Babacan, şunları söyledi:
‘EDEPSİZ, AHLAKSIZ OLAN İFADELERİN ŞUBE MÜDÜRÜ TARAFINDAN KULLANILMASI, KABUL EDİLEBİLİR BİR ŞEY DEĞİL’
Burada çok büyük bir edep dışı, ahlak dışı bir vaka ile karşı karşıyayız. Bırakın bir milletvekilini bırakın vatandaşlarımızın oyuyla seçilmiş bir milletvekilini, bu ülkenin herhangi bir vatandaşına karşı kullanılması son derece yanlış edepsiz, ahlaksız olan ifadelerin bir polis memuru tarafından üstelik Şube Müdürü olduğunu anladığımız bir insan tarafından kullanılması, kabul edilebilir bir şey değil. Yani ülkemiz adına gerçekten utanç verici bir tablo ile karşı karşıyayız. Aynı zamanda yapılanlar hukuksuz… Devleti devlet yapan hukuktur. Buradaki sorun şu anda ülkeyi yöneten zihniyetin hukuk dışı bir alanda ülkeyi yönetiyor olması.
‘SAYIN ERDOĞAN’A ÇAĞRI YAPIYORUM: DERHAL BUNUN GEREĞİNİ YAPSIN’
Dün iki tane açıklama yapıldı bu işle ilgili… Biri Göç İdaresi biri de Emniyet Genel Müdürlüğü (EGM) tarafından. Şimdi bu açıklamalara bakın gerçekten devlet kurumlarının ne hale düştüğünü gözler önüne seriyor. Devlet kurumu kurum olmaktan çıkmış, başındaki siyasetçilerin kendi, şahsi bakış açılarının kendi şahsi uygulamalarının bir aygıtı bir aracı haline dönmüş. Yoksa bir devlet kurumu şunu diyebilir mi? ‘Düşmanlığı herkesçe bilinen’ diye başlayan bir resmî açıklama. Tam bir sokak ağzı. Tam bir çete, mafya ağzı… Hedef gösteriyor ve çete mafya ağzı ile konuşuyor. ‘Düşmanlığı herkesçe bilinen.’ Bir dakika sen devlet kurumusun. Kardeşim düşmanlığını herkes nasıl biliyor. Hani bunun belgesi. Sen belgeyle kayıtla konuşmak zorundasın. Öyle başındaki kişinin tamamen kendi şahsi siyasi görüşü ya da kendi şahsi düşmanlığını kurumun resmî açıklamasına yansıtamazsın… Buradan ben acilen Sayın Erdoğan’a çağrı yapıyorum. Derhal bunun gereğini yapsın.

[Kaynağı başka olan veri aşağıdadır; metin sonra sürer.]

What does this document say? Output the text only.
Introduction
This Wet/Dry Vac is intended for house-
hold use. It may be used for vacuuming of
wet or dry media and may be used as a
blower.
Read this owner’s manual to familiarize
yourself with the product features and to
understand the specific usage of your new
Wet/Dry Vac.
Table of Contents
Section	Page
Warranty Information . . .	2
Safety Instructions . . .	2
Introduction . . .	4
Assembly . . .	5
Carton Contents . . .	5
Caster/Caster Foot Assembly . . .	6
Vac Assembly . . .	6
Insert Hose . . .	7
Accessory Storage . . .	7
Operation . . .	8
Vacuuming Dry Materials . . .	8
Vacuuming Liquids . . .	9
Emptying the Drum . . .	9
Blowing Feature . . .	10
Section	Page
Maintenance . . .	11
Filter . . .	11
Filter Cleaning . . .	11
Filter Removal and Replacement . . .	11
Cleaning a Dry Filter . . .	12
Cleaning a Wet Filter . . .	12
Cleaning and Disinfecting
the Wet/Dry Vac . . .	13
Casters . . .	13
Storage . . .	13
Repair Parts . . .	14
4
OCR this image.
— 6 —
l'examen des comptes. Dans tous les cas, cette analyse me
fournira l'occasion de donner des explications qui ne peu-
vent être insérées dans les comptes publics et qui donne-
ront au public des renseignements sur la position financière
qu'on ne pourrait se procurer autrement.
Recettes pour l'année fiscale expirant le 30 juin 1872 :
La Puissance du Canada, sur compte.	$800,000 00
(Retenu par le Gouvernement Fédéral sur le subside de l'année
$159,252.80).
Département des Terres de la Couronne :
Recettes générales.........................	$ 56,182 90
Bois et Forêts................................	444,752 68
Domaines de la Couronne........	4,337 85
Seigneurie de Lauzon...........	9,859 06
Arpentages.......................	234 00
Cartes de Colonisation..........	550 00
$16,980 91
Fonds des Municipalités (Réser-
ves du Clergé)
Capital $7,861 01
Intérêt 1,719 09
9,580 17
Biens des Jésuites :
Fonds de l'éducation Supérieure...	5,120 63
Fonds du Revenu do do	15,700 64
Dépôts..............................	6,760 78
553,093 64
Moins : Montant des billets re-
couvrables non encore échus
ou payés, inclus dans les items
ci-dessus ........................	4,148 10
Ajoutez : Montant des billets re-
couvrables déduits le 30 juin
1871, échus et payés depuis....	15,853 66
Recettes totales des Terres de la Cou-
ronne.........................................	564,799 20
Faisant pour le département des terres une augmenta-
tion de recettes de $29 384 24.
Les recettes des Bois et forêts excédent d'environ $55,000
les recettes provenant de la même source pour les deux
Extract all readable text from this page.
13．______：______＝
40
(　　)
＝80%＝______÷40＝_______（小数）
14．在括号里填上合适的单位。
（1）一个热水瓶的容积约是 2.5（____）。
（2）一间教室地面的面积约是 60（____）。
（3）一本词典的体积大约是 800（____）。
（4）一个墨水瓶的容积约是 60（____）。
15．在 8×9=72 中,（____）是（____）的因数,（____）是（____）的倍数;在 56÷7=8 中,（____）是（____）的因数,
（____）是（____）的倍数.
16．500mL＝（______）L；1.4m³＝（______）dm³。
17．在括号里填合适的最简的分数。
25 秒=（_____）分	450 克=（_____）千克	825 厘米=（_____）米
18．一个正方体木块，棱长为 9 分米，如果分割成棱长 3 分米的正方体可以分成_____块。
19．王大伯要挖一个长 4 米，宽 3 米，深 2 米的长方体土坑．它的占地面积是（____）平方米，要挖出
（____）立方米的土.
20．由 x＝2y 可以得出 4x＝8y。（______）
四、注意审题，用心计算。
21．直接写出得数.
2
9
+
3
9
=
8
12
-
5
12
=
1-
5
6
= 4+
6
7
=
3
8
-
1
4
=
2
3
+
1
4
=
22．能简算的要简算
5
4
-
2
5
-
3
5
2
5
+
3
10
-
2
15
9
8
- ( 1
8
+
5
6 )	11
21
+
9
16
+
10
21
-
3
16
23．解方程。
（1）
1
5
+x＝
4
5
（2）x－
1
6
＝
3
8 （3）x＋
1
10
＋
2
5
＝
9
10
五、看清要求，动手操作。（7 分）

‘EKONOMİ BÜYÜYOR DA BİZİM ÇİFTÇİMİZ NİYE TOPRAĞINA GÜBRE KOYAMIYOR’
Ekonomi büyüyor da bizim çiftçimiz niye toprağına gübre koyamıyor, niye 30 liraya mazot almak zorunda kalıyor? Ekonomi büyüyor da niye bizim esnafımız dükkanında 10 tane ampul varsa bunların 9 tanesini söndürmek zorunda kalıyor. Bir tane ampulle karanlıkta iş yapmak zorunda kalıyor? Ekonomi büyüyor da niye bizim gençlerimiz işte bayram tatili geliyor, şöyle okuduğu şehirden ailesinin olduğu şehre otobüsle veya trenle; bırakın artık uçağı, gençler için uçak bir hayal oldu, çok arttı çünkü fiyatlar; bilet parası bulmakta zorlanıyor?
‘TÜRKİYE CUMHURİYETİ’NİN YAKIN TARİHİNDE BÖYLESİNE YÜKSEK RİSK PRİMLERİ GÖRMEMİŞTİK’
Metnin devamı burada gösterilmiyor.